Not surprisingly, most of us use explicit transactions in many cases, particularly higher-risk scenarios. Tracy has a template which she fills in, and Mala follows a similar path to me: begin a transaction if it’s potentially scary or if you’re doing this in application procedures. Tom’s answer: it depends. Most of the time, Tom uses autocommit because he’s in easy mode, but when he kicks it up to dangerous mode or if he needs to wrap multiple tables in a single transaction, he’ll mark them as explicit.
We also got into a rat’s nest on nested transactions and save points. Nested transactions are a lie. Savepoints are mostly a lie.
Maximum Number of Joins in a Query
Mala brought up a topic asking about the maximum number of joins in a query. Tom took a strong stand with “It depends.” Mostly it depends on how big the tables are.
@srutzky had the best answer: 20 to 30, but they must all be to views which have 20-30 joins. I’d add on that the views need to be nested views going at least three or four levels deep.
I don’t think there’s a real answer to the question.

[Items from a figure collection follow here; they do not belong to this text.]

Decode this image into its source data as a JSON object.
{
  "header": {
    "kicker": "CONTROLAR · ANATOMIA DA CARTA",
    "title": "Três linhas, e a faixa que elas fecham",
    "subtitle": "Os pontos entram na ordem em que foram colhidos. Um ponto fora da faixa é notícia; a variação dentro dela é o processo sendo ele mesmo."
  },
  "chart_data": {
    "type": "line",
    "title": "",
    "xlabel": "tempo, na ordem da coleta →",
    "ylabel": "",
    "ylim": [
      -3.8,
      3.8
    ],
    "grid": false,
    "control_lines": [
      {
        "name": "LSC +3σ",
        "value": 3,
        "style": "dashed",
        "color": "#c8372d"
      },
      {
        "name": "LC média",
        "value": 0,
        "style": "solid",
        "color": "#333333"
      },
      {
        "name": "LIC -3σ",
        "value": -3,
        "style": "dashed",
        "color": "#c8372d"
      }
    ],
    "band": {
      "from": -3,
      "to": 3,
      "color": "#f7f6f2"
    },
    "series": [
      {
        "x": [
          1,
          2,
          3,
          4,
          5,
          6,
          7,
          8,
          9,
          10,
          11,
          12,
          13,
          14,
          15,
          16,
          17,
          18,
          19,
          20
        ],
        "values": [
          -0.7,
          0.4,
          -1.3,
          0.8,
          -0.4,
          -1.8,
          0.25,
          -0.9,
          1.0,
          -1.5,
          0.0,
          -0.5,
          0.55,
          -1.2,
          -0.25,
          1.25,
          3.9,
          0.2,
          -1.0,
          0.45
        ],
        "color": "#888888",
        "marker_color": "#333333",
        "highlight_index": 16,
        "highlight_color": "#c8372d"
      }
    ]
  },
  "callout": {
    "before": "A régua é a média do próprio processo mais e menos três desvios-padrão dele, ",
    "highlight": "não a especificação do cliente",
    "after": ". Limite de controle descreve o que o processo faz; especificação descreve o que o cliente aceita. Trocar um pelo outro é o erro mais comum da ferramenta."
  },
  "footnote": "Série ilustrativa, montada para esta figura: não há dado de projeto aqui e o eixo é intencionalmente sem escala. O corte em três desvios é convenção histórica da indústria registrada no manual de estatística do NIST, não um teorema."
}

I’ve run into cases with 18-20 joins where the query plan just falls apart and taking one of those joins out (even to a minor table where it’s a simple nested loop lookup of a fairly small number of rows) makes the query perform a lot faster. But I’ve also worked with queries with more joins than that which worked quite nicely. At the end of the day, if you are able to generate a stable plan, that’s how many joins you can get away with.
As a bonus, I rant about the phrase “Normalize until it hurts, denormalize until it works.” This isn’t the 1980s; that phrase generally doesn’t apply to OLTP systems anymore and hasn’t for a good decade-plus. If you need to denormalize your tables to get queries to run efficiently, it probably wasn’t really normalized.
Mala’s Book Corner
Mala is back with two book recommendations for us:
- Performance Tuning with DMVs by Tim Ford and Louis Davidson. This is a bit out of date—like, say, 4 or 5 versions of SQL Server out of date—but as Mala points out, the book goes into a lot of great detail on dynamic management views which are still useful today.
- Atomic Habits by James Clear.
A Diversion on Technical Writing
We ended the broadcast with a discussion on the importance of technical writing and some of the difficulties around it. It started on the idea of writing a book, but we ended up focusing on the documentation itself. One thing I want to stress is just how difficult it is to get this documentation right, especially because we tend to take mental shortcuts and expect that others will know the context currently in our heads. I’m really bad at it and have to try hard to remember that the reader needs all of the relevant context. It’s particularly difficult because the reader will go from A to B to C to D, but I might have written it B, D, A, C, such that by the time I get to A, I forget that I needed to explain something to make B make sense.
Raymond also asked where you can store documents. It’s a tough problem and we punt around the problem a bit.